Carney's gray eyes looked out over the room full of angry men with a quiet thoughtful steadiness that forced home the conviction that he was wording a logic he would demonstrate. No other man in that room could have stood up against that plank bar and declared himself without being called quick.
"You hear fust what this rat done, Bulldog, then we'll hear what you've got to say," Kootenay growled.
"That's well spoken, Kootenay," Bulldog answered. "I'm fresh in off the trail, and perhaps I'm quieter than the rest of you, but first, being fresh in off the trail, there's a little custom to be observed."

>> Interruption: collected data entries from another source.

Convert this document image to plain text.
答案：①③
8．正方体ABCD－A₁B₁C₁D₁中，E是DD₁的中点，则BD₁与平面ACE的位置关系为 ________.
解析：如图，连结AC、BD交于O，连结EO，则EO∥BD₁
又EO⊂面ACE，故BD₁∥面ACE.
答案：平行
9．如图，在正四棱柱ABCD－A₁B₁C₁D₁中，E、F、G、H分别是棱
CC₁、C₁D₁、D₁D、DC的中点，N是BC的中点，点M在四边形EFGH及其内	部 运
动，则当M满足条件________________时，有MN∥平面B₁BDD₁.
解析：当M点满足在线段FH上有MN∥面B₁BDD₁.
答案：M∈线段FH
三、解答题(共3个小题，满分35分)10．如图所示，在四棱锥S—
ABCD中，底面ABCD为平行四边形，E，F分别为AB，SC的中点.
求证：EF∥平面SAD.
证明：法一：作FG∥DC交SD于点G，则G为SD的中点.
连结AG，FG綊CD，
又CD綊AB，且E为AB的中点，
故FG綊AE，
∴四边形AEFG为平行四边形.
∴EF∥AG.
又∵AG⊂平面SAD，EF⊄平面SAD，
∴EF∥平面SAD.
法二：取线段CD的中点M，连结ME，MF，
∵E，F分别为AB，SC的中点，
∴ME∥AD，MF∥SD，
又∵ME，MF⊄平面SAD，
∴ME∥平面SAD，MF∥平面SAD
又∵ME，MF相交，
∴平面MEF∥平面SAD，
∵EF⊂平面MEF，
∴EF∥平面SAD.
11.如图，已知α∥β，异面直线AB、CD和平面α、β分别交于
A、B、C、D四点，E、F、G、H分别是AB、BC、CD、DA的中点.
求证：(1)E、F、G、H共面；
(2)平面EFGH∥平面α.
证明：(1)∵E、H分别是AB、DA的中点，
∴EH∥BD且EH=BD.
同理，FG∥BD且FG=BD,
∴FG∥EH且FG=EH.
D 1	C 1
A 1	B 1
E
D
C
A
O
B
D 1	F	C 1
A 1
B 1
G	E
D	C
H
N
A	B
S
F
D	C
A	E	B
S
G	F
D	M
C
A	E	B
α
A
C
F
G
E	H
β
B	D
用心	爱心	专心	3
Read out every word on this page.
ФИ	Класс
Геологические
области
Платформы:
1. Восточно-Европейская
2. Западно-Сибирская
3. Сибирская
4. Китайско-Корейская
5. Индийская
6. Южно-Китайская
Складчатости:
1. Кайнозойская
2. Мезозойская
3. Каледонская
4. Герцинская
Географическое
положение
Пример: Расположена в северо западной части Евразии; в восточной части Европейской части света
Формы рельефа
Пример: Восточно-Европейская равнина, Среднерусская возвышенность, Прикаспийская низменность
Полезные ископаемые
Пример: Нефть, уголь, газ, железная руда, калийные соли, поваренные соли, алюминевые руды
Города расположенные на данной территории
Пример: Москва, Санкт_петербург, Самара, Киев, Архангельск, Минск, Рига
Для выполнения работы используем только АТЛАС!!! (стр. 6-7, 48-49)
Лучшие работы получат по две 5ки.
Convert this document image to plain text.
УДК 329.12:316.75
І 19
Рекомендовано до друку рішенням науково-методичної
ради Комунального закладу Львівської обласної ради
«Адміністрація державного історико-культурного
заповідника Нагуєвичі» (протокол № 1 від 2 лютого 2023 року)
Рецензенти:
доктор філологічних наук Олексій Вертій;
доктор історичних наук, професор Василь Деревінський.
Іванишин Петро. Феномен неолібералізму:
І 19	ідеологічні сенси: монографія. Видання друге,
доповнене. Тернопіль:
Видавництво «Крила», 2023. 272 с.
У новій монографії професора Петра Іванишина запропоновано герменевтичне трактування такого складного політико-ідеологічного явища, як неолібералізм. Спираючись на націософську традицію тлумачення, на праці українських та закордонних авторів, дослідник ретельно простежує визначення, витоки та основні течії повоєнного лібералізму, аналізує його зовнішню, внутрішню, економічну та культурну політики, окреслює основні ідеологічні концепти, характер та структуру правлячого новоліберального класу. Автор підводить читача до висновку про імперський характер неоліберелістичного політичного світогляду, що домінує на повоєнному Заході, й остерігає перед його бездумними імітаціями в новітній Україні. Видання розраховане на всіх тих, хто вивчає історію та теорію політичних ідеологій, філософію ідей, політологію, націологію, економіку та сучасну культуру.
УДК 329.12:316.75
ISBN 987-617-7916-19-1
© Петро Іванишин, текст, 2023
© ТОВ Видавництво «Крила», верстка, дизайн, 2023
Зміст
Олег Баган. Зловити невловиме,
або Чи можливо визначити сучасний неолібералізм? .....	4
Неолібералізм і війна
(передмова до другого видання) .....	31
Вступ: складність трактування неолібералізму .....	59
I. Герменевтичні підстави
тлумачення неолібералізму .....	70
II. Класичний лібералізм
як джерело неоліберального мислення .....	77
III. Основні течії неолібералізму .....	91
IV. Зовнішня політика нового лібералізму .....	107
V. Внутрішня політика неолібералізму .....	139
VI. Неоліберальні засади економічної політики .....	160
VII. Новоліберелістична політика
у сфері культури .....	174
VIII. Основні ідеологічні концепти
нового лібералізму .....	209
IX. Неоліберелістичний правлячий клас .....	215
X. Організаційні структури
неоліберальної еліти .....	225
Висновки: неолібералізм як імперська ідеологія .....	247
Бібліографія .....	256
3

With a sweep of his hand Carney waved a salute to a line of bottles behind the bar.
Jeanette, standing in the open door that led from the bar to the dining-room, gripping the door till her nails sank into the pine, felt hot tears gush into her eyes. How wise, how cool, this brave Bulldog that she loved so well. She had had no chance to plead with him for help. He had just come into that murder-crazed throng, and the words had been hurled at him from a dozen mouths that her brother Harry—Harry the waster, the no-good, the gambler—had been found to be the man who had murdered returning miners on the trail for their gold, and that they were going to string him up.
And now there he stood, her god of a man, Bulldog Carney, ranged on her side, calm, and brave. It was the first glint of hope since they had brought her brother in, bound to the back of a cayuse. She had pushed her way amongst the men, but they were like wolves; she had pleaded and begged for delay, but the evidence was so overwhelming; absolutely hopeless it had appeared. But now something whispered "Hope".
It was curious the quieting effect that single drink at the bar had; the magnetism of Carney seemed to envelop the men, to make them reasonable. Ordinarily they were reasonable men. Bulldog knew this, and he played the card of reason.